11:00 AM (Nueva York)

Online

Latin America and the Caribbean (LAC) made significant progress in reducing poverty until the middle of the second decade of the 21st century, when this trend began to slow down. This progress was the result of economic growth, effective social policies, and the use of innovative instruments, such as conditional cash transfers. However, the slowdown in economic growth, together with a series of crises, such as migration, violence, governance problems in several countries, and, notoriously, the COVID-19 pandemic, halted this trend and displaced the centrality of poverty from the regional public debate.

Today, the region faces new challenges that could intensify this slowdown and even reverse some achievements, including limited fiscal space and new barriers to trade, which may affect regional economic growth. If LAC aspires to return to the path of poverty reduction, it will be necessary to increase the efficiency of public spending above all. This can be achieved through new tools that complement those used successfully in the past.

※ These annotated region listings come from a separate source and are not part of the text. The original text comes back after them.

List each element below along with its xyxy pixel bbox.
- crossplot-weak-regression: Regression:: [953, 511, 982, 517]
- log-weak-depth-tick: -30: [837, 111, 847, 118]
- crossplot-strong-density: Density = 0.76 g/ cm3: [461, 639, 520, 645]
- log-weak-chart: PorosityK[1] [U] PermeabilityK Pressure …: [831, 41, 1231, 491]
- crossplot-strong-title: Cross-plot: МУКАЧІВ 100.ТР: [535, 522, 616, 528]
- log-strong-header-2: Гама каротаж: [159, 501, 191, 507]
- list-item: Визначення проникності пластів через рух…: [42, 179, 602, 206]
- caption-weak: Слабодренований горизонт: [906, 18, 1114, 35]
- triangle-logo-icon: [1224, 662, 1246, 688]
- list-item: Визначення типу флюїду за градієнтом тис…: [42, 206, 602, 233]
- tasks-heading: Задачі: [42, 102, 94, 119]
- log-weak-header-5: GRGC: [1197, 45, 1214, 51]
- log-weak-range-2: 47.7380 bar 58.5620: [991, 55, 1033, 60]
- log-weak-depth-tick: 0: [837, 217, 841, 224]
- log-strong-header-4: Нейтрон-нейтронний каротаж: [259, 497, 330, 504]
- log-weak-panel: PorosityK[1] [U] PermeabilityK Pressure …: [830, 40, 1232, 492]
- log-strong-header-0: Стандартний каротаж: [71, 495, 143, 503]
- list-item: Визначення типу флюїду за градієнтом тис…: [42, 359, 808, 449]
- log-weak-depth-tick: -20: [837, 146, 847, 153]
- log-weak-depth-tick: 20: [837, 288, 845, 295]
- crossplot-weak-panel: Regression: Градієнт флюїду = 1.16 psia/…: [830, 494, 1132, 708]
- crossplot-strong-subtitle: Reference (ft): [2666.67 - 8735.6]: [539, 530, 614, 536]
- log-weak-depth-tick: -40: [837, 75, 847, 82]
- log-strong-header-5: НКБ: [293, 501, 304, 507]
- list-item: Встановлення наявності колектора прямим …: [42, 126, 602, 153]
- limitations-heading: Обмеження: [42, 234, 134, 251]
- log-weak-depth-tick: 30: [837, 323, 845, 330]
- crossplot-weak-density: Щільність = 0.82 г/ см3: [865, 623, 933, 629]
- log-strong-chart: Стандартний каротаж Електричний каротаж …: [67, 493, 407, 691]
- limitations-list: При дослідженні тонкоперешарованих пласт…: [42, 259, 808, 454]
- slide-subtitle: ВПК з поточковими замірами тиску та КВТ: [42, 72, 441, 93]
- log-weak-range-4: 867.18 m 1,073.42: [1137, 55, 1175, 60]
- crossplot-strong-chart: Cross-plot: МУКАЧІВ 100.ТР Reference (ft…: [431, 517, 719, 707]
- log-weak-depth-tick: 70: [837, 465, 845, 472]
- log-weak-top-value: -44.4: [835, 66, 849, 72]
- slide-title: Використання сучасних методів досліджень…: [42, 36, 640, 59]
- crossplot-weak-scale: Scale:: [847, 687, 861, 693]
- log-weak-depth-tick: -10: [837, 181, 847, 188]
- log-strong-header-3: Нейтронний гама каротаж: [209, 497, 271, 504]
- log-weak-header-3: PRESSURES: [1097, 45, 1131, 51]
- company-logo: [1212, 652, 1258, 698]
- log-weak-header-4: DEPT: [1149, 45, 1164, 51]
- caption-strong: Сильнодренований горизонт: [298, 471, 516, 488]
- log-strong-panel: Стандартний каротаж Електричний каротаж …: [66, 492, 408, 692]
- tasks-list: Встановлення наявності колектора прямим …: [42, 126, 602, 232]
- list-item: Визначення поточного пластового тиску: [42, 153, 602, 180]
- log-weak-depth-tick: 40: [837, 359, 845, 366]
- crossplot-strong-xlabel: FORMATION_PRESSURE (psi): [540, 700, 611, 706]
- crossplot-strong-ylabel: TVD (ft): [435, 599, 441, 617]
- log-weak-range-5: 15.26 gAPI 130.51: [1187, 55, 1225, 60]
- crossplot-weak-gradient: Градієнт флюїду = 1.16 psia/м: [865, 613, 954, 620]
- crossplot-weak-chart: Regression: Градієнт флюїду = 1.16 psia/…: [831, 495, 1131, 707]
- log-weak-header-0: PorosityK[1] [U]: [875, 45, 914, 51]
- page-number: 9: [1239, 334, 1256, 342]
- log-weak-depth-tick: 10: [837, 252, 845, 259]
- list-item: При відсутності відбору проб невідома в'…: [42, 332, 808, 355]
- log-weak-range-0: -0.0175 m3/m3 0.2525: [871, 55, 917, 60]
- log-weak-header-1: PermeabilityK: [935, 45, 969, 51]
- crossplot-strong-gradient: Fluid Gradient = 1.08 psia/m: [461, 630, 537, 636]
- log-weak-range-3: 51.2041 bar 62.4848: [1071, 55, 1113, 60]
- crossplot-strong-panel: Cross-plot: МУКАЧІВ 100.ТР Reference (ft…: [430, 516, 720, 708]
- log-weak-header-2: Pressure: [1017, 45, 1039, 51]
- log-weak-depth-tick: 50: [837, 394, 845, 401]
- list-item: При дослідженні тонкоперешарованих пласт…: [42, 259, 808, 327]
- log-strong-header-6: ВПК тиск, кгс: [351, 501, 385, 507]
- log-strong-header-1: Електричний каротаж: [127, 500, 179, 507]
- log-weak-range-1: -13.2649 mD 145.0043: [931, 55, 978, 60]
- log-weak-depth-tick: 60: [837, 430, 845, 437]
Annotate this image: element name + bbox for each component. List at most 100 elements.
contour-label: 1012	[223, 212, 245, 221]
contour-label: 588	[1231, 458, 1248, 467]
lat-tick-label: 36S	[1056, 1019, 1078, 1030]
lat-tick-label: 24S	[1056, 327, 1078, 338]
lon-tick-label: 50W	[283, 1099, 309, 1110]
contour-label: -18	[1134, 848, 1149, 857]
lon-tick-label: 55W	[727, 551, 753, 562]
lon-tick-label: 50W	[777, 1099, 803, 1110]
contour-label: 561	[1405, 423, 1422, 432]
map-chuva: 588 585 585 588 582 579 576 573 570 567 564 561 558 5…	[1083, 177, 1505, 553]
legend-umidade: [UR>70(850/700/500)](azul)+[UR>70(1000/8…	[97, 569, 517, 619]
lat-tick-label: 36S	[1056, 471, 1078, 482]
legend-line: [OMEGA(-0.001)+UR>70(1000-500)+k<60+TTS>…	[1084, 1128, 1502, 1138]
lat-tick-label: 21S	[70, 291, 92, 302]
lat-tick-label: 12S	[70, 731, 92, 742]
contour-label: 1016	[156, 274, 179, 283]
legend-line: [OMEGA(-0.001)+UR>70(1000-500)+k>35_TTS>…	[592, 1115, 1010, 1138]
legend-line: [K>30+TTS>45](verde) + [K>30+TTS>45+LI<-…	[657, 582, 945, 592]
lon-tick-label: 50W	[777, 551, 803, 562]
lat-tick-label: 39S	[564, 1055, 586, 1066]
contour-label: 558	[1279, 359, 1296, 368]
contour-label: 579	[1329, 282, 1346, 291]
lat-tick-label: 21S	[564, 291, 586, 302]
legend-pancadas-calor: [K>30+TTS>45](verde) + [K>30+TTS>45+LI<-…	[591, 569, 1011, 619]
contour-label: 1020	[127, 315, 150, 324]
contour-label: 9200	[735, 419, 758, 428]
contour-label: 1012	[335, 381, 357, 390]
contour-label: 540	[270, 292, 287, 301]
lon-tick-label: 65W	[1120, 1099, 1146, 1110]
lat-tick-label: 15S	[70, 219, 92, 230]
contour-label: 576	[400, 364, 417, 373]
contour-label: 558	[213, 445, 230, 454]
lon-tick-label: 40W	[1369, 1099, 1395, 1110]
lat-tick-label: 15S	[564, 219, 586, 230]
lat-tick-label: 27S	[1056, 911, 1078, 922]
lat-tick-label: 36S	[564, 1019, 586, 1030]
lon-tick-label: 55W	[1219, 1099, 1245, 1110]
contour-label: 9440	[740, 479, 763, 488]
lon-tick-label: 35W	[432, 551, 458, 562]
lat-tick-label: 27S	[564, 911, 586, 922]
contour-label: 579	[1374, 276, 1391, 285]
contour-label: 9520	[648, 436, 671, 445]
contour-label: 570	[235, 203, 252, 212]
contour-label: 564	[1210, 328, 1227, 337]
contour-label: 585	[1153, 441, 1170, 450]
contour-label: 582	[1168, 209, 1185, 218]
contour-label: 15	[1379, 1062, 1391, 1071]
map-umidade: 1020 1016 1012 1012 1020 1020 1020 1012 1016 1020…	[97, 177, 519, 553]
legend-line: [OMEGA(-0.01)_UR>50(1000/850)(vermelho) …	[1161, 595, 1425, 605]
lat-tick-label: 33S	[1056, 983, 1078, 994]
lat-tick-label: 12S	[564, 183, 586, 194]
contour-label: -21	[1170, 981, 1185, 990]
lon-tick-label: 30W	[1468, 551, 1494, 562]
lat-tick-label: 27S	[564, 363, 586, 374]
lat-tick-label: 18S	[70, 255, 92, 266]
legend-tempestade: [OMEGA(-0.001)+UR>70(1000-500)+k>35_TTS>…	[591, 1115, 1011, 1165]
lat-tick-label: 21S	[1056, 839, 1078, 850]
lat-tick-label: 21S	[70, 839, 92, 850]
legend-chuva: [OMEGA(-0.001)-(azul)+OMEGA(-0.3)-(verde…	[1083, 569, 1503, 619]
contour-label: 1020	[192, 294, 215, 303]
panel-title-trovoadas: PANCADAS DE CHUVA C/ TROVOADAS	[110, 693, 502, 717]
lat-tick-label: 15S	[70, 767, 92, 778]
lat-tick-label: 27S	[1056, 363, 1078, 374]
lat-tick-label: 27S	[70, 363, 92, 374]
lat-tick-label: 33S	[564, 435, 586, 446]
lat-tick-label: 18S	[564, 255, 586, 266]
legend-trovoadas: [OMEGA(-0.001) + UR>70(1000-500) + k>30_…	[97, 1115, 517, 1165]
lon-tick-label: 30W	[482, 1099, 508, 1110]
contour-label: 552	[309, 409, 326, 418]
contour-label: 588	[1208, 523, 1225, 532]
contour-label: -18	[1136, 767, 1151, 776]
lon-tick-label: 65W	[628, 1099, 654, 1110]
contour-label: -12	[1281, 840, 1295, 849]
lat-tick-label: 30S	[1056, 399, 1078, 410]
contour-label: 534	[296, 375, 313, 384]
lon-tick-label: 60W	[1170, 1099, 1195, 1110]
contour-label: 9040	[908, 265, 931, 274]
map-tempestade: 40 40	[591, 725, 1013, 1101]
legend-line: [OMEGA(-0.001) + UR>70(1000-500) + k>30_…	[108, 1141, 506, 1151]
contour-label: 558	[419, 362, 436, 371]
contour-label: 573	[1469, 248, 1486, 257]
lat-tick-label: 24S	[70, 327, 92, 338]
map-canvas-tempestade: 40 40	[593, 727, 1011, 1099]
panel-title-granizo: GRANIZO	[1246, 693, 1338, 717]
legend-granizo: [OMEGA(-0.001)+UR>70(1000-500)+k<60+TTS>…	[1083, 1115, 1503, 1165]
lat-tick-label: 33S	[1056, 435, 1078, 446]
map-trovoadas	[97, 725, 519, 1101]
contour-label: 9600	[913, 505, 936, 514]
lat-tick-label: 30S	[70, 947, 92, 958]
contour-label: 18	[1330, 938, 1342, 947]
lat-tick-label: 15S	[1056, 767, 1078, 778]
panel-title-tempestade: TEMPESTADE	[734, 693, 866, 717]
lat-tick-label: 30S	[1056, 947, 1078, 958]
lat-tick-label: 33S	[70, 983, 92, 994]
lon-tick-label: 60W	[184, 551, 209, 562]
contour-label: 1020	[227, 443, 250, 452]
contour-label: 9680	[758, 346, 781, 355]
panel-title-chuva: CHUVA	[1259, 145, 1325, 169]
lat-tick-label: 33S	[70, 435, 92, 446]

The new multidimensional poverty measures are particularly useful for this purpose. However, a fundamental step in making these new policies possible—and the changes needed to get back on the path of poverty reduction—is to put poverty back at the center of public debate in the region.

This dialogue seeks to foster this discussion by analyzing both the challenges facing this agenda in LAC and the measurement initiatives that open the door to new public policy tools aimed at reducing poverty.